🤖 AI Summary
AI-generated image detection suffers from poor generalization to unseen generative models. To address this, we propose an image-adaptive prompt learning framework that dynamically generates input-dependent prompts via conditional information modeling and confidence-driven prompt synthesis—departing from conventional static prompt paradigms. Our method integrates CNN-based feature extraction, a gating mechanism, and learnable token embeddings; it fine-tunes only shallow parameters of a pre-trained foundation model and optimizes prompts using a single input sample. Evaluated on UniversalFakeDetect and GenImage benchmarks, our approach achieves mean accuracies of 95.61% and 96.7%, respectively—outperforming state-of-the-art methods by a substantial margin. This work establishes a novel paradigm for cross-generator generalization in AI-generated image detection, enabling robust, adaptive, and parameter-efficient detection without requiring retraining for new generators.
📝 Abstract
A major struggle for AI-generated image detection is identifying fake images from unseen generators.
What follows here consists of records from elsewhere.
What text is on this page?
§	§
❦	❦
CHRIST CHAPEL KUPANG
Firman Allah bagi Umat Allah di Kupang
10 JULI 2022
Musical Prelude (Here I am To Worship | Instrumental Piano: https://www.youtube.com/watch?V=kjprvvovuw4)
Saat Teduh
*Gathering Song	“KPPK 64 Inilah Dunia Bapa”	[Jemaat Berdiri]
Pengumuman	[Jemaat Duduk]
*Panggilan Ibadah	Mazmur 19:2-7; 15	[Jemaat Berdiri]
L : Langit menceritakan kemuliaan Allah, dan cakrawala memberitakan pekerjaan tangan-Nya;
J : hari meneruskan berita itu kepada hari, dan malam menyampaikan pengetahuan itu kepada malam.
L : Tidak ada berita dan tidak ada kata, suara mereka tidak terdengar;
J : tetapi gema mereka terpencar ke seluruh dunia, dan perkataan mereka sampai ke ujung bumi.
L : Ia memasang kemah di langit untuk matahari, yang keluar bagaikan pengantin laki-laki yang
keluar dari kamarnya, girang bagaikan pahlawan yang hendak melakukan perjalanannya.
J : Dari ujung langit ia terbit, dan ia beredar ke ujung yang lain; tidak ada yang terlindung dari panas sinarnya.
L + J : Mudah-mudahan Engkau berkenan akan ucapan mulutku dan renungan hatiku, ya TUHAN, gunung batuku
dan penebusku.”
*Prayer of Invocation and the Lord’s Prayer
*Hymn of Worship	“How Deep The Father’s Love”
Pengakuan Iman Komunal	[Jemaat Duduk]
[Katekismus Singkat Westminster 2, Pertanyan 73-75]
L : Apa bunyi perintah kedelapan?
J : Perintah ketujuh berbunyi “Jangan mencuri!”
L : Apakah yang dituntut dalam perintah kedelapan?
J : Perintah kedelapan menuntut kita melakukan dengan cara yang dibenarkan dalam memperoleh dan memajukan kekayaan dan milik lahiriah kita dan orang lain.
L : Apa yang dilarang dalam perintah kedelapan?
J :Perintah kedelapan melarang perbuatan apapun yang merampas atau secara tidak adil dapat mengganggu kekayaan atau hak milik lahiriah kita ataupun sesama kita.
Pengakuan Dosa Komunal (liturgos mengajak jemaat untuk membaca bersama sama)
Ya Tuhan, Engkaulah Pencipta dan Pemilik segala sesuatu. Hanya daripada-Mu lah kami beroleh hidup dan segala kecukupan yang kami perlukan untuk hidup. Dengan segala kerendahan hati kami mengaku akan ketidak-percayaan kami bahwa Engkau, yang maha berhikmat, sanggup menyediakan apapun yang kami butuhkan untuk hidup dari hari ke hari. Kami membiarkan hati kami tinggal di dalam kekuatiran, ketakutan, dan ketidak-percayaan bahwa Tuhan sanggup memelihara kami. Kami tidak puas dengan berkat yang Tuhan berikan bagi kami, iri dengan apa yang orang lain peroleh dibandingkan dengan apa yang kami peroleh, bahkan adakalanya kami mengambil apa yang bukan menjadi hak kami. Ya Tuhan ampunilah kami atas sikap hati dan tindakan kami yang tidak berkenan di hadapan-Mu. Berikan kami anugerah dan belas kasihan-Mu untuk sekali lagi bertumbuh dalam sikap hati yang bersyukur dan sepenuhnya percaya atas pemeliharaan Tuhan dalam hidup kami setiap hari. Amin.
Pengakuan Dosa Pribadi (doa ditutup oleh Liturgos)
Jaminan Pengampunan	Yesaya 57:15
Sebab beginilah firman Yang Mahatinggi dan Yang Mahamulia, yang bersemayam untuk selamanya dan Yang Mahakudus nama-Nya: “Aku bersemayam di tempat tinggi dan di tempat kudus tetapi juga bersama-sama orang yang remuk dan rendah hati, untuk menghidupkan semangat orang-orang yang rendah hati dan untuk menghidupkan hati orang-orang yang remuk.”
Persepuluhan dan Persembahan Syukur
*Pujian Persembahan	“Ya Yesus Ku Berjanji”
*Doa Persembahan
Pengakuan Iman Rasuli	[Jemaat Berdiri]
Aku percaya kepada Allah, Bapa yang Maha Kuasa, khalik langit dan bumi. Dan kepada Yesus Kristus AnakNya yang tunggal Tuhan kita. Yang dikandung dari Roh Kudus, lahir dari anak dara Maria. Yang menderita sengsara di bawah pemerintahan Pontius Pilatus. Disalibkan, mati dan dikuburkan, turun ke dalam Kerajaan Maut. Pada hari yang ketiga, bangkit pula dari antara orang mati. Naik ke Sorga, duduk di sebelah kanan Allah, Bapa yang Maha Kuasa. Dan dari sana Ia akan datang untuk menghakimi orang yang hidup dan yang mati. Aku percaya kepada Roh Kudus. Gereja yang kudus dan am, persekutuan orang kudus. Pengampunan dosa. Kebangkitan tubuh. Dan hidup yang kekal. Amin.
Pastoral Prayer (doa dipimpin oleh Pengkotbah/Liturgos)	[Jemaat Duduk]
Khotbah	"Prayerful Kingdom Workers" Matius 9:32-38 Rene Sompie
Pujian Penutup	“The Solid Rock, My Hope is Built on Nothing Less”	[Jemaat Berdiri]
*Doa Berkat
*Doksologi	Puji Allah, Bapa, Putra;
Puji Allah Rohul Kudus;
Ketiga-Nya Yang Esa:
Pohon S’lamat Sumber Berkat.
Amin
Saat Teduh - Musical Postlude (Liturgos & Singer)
Existing cutting-edge methods typically customize pre-trained foundation models to this task via partial-parameter fine-tuning. However, these parameters trained on a narrow range of generators may fail to generalize to unknown sources. In light of this, we propose a novel framework named Image-Adaptive Prompt Learning (IAPL), which enhances flexibility in processing diverse testing images. It consists of two adaptive modules, i.e., the Conditional Information Learner and the Confidence-Driven Adaptive Prediction. The former employs CNN-based feature extractors to learn forgery-specific and image-specific conditions, which are then propagated to learnable tokens via a gated mechanism. The latter optimizes the shallowest learnable tokens based on a single test sample and selects the cropped view with the highest prediction confidence for final detection. These two modules enable the prompts fed into the foundation model to be automatically adjusted based on the input image, rather than being fixed after training, thereby enhancing the model's adaptability to various forged images. Extensive experiments show that IAPL achieves state-of-the-art performance, with 95.61% and 96.7% mean accuracy on two widely used UniversalFakeDetect and GenImage datasets, respectively.